19/01/2026
DEPUIS LA FRANCE, CETTE DAME M’A ÉCRIT… ET SON MESSAGE CONFIRME UNE VÉRITÉ QUE L’AFRIQUE REFUSE DE VOIR
Hier, lors d’une conférence, on m’a posé une question simple en apparence, mais lourde de sens :
« Pourquoi en Afrique, nous n’avons pas d’entreprises familiales solides et durables ? »
La question a déclenché un long échange. Parce que ce sujet touche à nos habitudes, à nos peurs, à nos erreurs silencieuses. Ce matin, j’ai volontairement reposé la question sur cette page, non pas pour provoquer, mais pour ouvrir la b***e, pour forcer la réflexion collective.
Et comme souvent, la réponse est venue de la vie réelle.
Une dame m’a écrit depuis la France. Elle travaille dans une entreprise appartenant à l’une des plus grandes familles économiques d’Europe. La famille Mulliez, propriétaire de plusieurs grandes enseignes (Kiabi, carrefour, Auchan, maxi bazar, la Fnac et bien d'autres) sous différents noms, depuis plus de quarante ans. Ce qu’elle m’a raconté n’a rien d’extraordinaire pour eux, mais tout d’extraordinaire pour nous.
Dès l’adolescence, les enfants de cette famille viennent travailler dans les magasins. Pas pour jouer aux chefs. Pas pour être servis. Ils sont debout toute la journée. Ils plient les vêtements.

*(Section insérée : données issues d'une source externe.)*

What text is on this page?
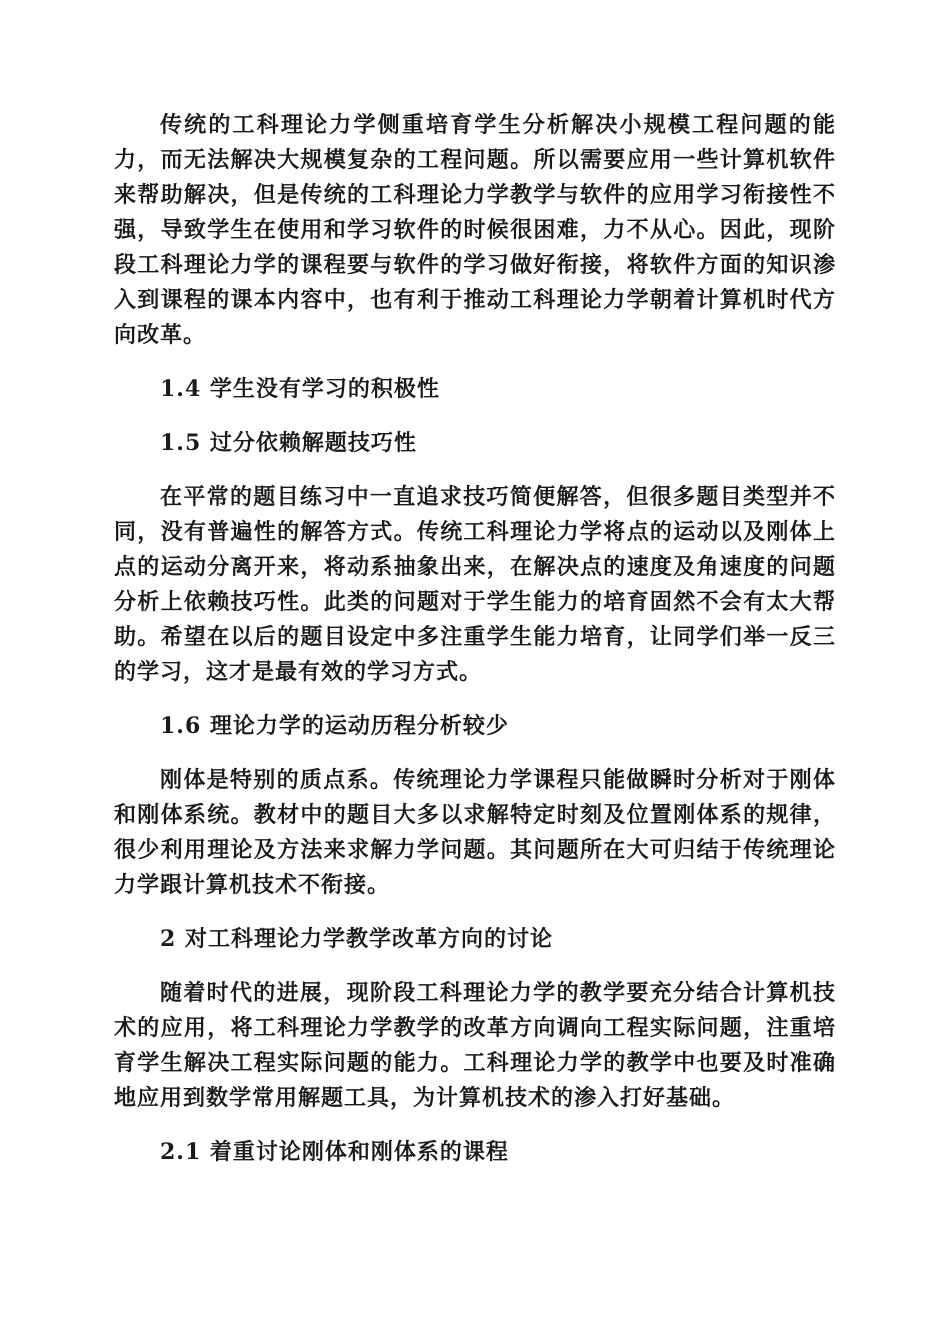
传统的工科理论力学侧重培育学生分析解决小规模工程问题的能力，而无法解决大规模复杂的工程问题。所以需要应用一些计算机软件来帮助解决，但是传统的工科理论力学教学与软件的应用学习衔接性不强，导致学生在使用和学习软件的时候很困难，力不从心。因此，现阶段工科理论力学的课程要与软件的学习做好衔接，将软件方面的知识渗入到课程的课本内容中，也有利于推动工科理论力学朝着计算机时代方向改革。

1.4 学生没有学习的积极性

1.5 过分依赖解题技巧性

在平常的题目练习中一直追求技巧简便解答，但很多题目类型并不同，没有普遍性的解答方式。传统工科理论力学将点的运动以及刚体上点的运动分离开来，将动系抽象出来，在解决点的速度及角速度的问题分析上依赖技巧性。此类的问题对于学生能力的培育固然不会有太大帮助。希望在以后的题目设定中多注重学生能力培育，让同学们举一反三的学习，这才是最有效的学习方式。

1.6 理论力学的运动历程分析较少

刚体是特别的质点系。传统理论力学课程只能做瞬时分析对于刚体和刚体系统。教材中的题目大多以求解特定时刻及位置刚体系的规律，很少利用理论及方法来求解力学问题。其问题所在大可归结于传统理论力学跟计算机技术不衔接。

2 对工科理论力学教学改革方向的讨论

随着时代的进展，现阶段工科理论力学的教学要充分结合计算机技术的应用，将工科理论力学教学的改革方向调向工程实际问题，注重培育学生解决工程实际问题的能力。工科理论力学的教学中也要及时准确地应用到数学常用解题工具，为计算机技术的渗入打好基础。

2.1 着重讨论刚体和刚体系的课程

Ils rangent. Ils sourient aux clients. Ils passent à la caisse. Ils vivent le terrain. Ils connaissent le métier par le bas. Un jour, un magasin. Un autre jour, un autre. Ils apprennent l’entreprise avant d’hériter de l’entreprise.
Voilà le premier choc.
Chez nous, dès qu’un parent commence à réussir, l’enfant est immédiatement séparé du réel.
On lui répète : « Tu ne dois pas souffrir comme moi. »

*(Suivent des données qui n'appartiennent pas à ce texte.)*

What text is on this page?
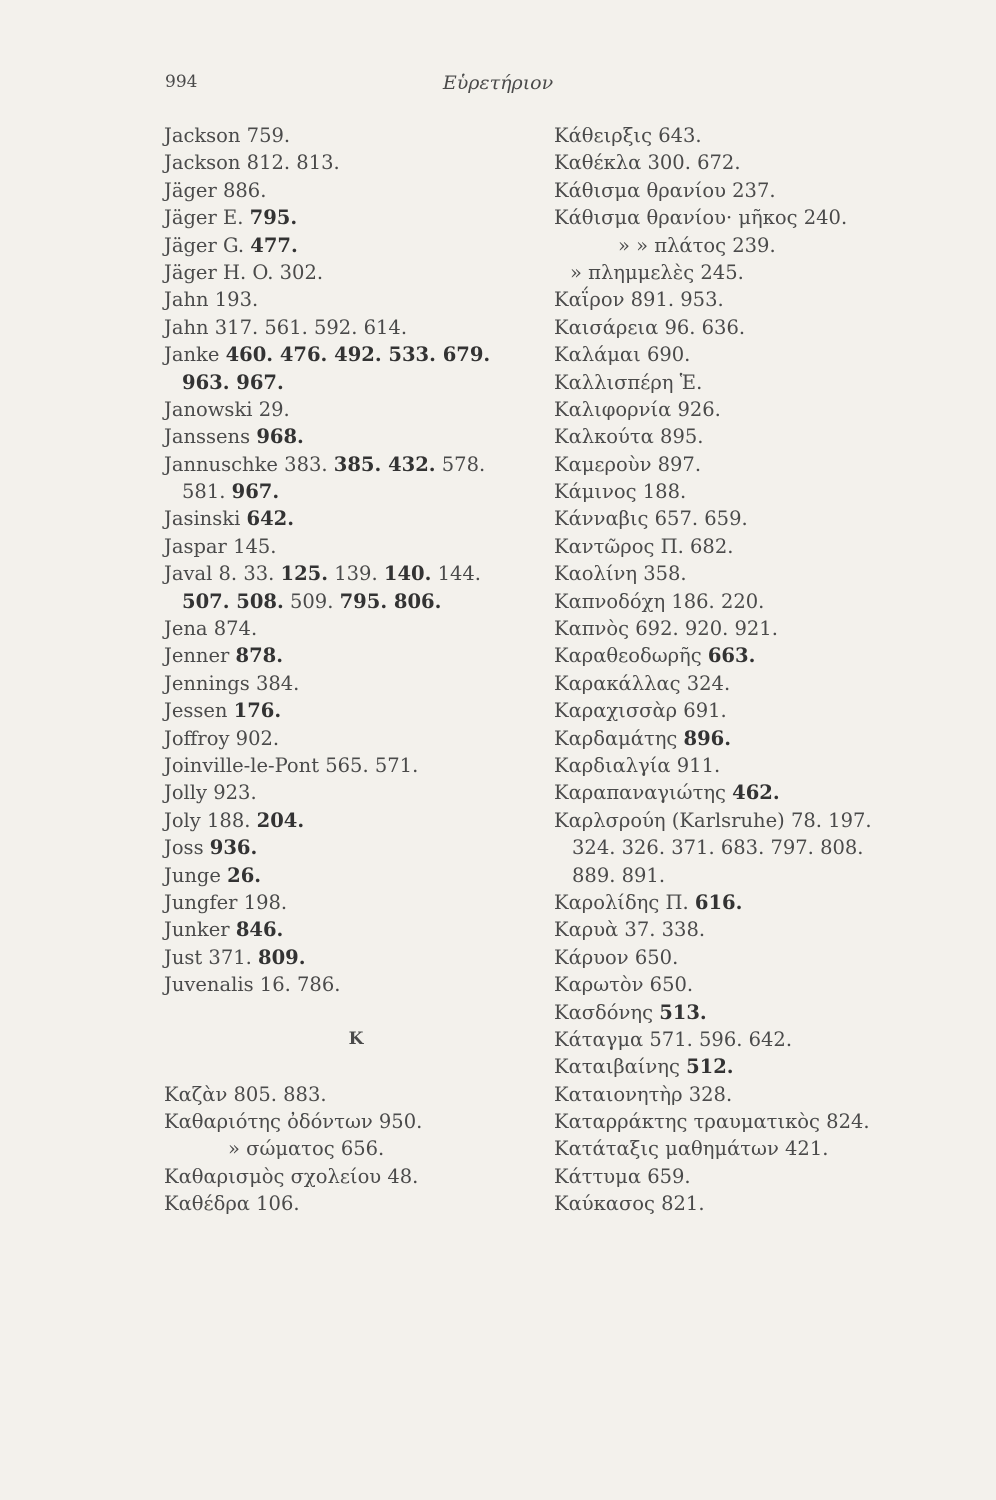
994	Εὑρετήριον
Jackson 759.
Jackson 812. 813.
Jäger 886.
Jäger E. 795.
Jäger G. 477.
Jäger H. O. 302.
Jahn 193.
Jahn 317. 561. 592. 614.
Janke 460. 476. 492. 533. 679.
963. 967.
Janowski 29.
Janssens 968.
Jannuschke 383. 385. 432. 578.
581. 967.
Jasinski 642.
Jaspar 145.
Javal 8. 33. 125. 139. 140. 144.
507. 508. 509. 795. 806.
Jena 874.
Jenner 878.
Jennings 384.
Jessen 176.
Joffroy 902.
Joinville-le-Pont 565. 571.
Jolly 923.
Joly 188. 204.
Joss 936.
Junge 26.
Jungfer 198.
Junker 846.
Just 371. 809.
Juvenalis 16. 786.
K
Καζὰν 805. 883.
Καθαριότης ὀδόντων 950.
» σώματος 656.
Καθαρισμὸς σχολείου 48.
Καθέδρα 106.
Κάθειρξις 643.
Καθέκλα 300. 672.
Κάθισμα θρανίου 237.
Κάθισμα θρανίου· μῆκος 240.
» » πλάτος 239.
» πλημμελὲς 245.
Καΐρον 891. 953.
Καισάρεια 96. 636.
Καλάμαι 690.
Καλλισπέρη Ἑ.
Καλιφορνία 926.
Καλκούτα 895.
Καμεροὺν 897.
Κάμινος 188.
Κάνναβις 657. 659.
Καντῶρος Π. 682.
Καολίνη 358.
Καπνοδόχη 186. 220.
Καπνὸς 692. 920. 921.
Καραθεοδωρῆς 663.
Καρακάλλας 324.
Καραχισσὰρ 691.
Καρδαμάτης 896.
Καρδιαλγία 911.
Καραπαναγιώτης 462.
Καρλσρούη (Karlsruhe) 78. 197.
324. 326. 371. 683. 797. 808.
889. 891.
Καρολίδης Π. 616.
Καρυὰ 37. 338.
Κάρυον 650.
Καρωτὸν 650.
Κασδόνης 513.
Κάταγμα 571. 596. 642.
Καταιβαίνης 512.
Καταιονητὴρ 328.
Καταρράκτης τραυματικὸς 824.
Κατάταξις μαθημάτων 421.
Κάττυμα 659.
Καύκασος 821.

On lui interdit le chantier, le champ, l’atelier, le magasin.
L’agriculteur refuse que son enfant mette les pieds dans la plantation.
Le commerçant refuse que son enfant vende.
L’artisan refuse que son enfant touche aux outils.
Et pourtant, c’est ce même métier qui a nourri la famille, payé les études, construit la maison, donné le statut.
On méprise ce qui nous a construits, puis on s’étonne que rien ne survive.
Deuxième erreur fondamentale : on prépare des héritiers, pas des bâtisseurs.
On prépare les enfants à consommer le fruit, pas à comprendre l’arbre.
On leur montre l’argent, mais jamais le processus.
On leur donne le confort, mais jamais la discipline.
Résultat : à la mort du fondateur, l’entreprise devient un champ de bataille. Frères contre frères. Sœurs contre sœurs. Héritage dilué. Terrain vendu. Société détruite. Tout ce que le parent a mis trente ans à bâtir disparaît en cinq ans.
Troisième erreur : on confond protection et sabotage.
Protéger un enfant, ce n’est pas l’éloigner de la difficulté.
C’est lui apprendre à y faire face.
À force de vouloir épargner la fatigue à nos enfants, on les rend incapables de porter quoi que ce soit. Ils héritent d’un nom, mais pas d’une compétence. D’un titre, mais pas d’une vision. D’un patrimoine, mais pas d’une colonne vertébrale.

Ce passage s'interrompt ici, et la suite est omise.